Tata Center team invents the first solar-powered water pump tailored to the irrigation needs of millions of small-acreage farmers in the Ganges River basin.
The Ganges River basin of eastern India is some of the most fertile farmland in the world. With shallow groundwater and rich soil, the area is instrumental in India’s agricultural ecosystem. However, all is not well for the roughly 480 million people who rely on the basin for their livelihood.
“Eastern India is one of the lowest agricultural productivity areas in the country, and it should be much higher, because it has excellent water resources,” says Katherine Taylor, graduate student in mechanical engineering and a fellow at the Tata Center for Technology and Design, part of the MIT Energy Initiative.
Taylor is part of an MIT team developing a solar-powered pump designed to the specifications of small-acreage farmers in eastern India, many of whom currently use costly, inefficient diesel pumps to irrigate their crops, or have no pumping capacity at all.
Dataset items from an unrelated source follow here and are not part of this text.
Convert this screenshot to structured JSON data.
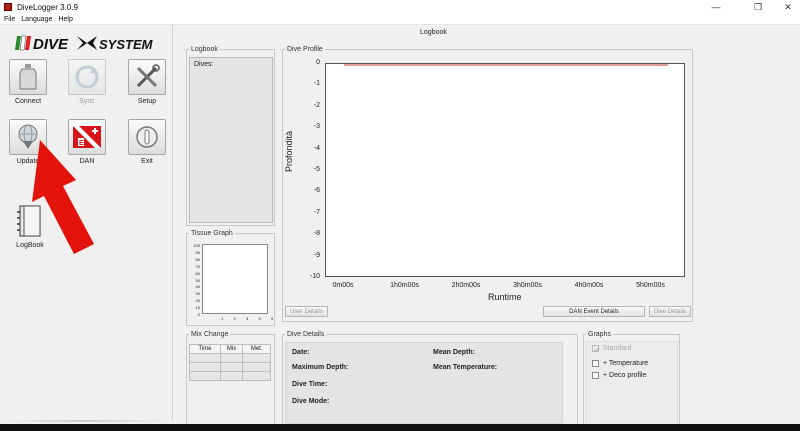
{
  "window": {
    "title": "DiveLogger 3.0.9",
    "controls": {
      "minimize": "—",
      "restore": "❐",
      "close": "✕"
    }
  },
  "menu": [
    "File",
    "Language",
    "Help"
  ],
  "logo": {
    "text": "DIVE SYSTEM",
    "icon": "dive-system-logo"
  },
  "tools": {
    "connect": {
      "label": "Connect",
      "icon": "tank-icon"
    },
    "sync": {
      "label": "Sync",
      "icon": "sync-icon",
      "disabled": true
    },
    "setup": {
      "label": "Setup",
      "icon": "tools-icon"
    },
    "update": {
      "label": "Update",
      "icon": "globe-download-icon"
    },
    "dan": {
      "label": "DAN",
      "icon": "dan-flag-icon"
    },
    "exit": {
      "label": "Exit",
      "icon": "power-icon"
    },
    "logbook": {
      "label": "LogBook",
      "icon": "notebook-icon"
    }
  },
  "annotation": {
    "arrow_color": "#e3120b"
  },
  "main": {
    "view_title": "Logbook",
    "logbook": {
      "legend": "Logbook",
      "dives_label": "Dives:"
    },
    "tissue_graph": {
      "legend": "Tissue Graph",
      "y_ticks": [
        "100",
        "90",
        "80",
        "70",
        "60",
        "50",
        "40",
        "30",
        "20",
        "10",
        "0"
      ],
      "x_ticks": [
        "1",
        "2",
        "3",
        "4",
        "5"
      ]
    },
    "dive_profile": {
      "legend": "Dive Profile",
      "ylabel": "Profondità",
      "xlabel": "Runtime",
      "y_ticks": [
        "0",
        "-1",
        "-2",
        "-3",
        "-4",
        "-5",
        "-6",
        "-7",
        "-8",
        "-9",
        "-10"
      ],
      "x_ticks": [
        "0m00s",
        "1h0m00s",
        "2h0m00s",
        "3h0m00s",
        "4h0m00s",
        "5h0m00s"
      ],
      "line_color": "#c0392b"
    },
    "buttons": {
      "user_details": "User Details",
      "dan_event_details": "DAN Event Details",
      "dive_details": "Dive Details"
    },
    "mix_change": {
      "legend": "Mix Change",
      "columns": [
        "Time",
        "Mix",
        "Met."
      ]
    },
    "dive_details": {
      "legend": "Dive Details",
      "date": "Date:",
      "max_depth": "Maximum Depth:",
      "dive_time": "Dive Time:",
      "dive_mode": "Dive Mode:",
      "mean_depth": "Mean Depth:",
      "mean_temp": "Mean Temperature:"
    },
    "graphs": {
      "legend": "Graphs",
      "standard": "Standard",
      "temperature": "+ Temperature",
      "deco": "+ Deco profile"
    }
  },
  "chart_data": {
    "type": "line",
    "title": "",
    "xlabel": "Runtime",
    "ylabel": "Profondità",
    "x_ticks": [
      "0m00s",
      "1h0m00s",
      "2h0m00s",
      "3h0m00s",
      "4h0m00s",
      "5h0m00s"
    ],
    "ylim": [
      -10,
      0
    ],
    "series": [
      {
        "values": [
          0,
          0
        ]
      }
    ],
    "grid": false
  }
}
The project grew out of the MIT course 2.760 (Global Engineering), where Taylor met Kevin Simon, another Tata Fellow and a graduate student in systems engineering, and Marcos Esparza, a senior in mechanical engineering. Led by Assistant Professor Amos Winter, “we explored pump design, and a good idea emerged. In true Tata Center spirit, we ran with it.”
At a time when Indian agriculture is edging toward crisis, Taylor, Simon, and Esparza believe their pump can contribute to higher yields and greater profits for these small farmers.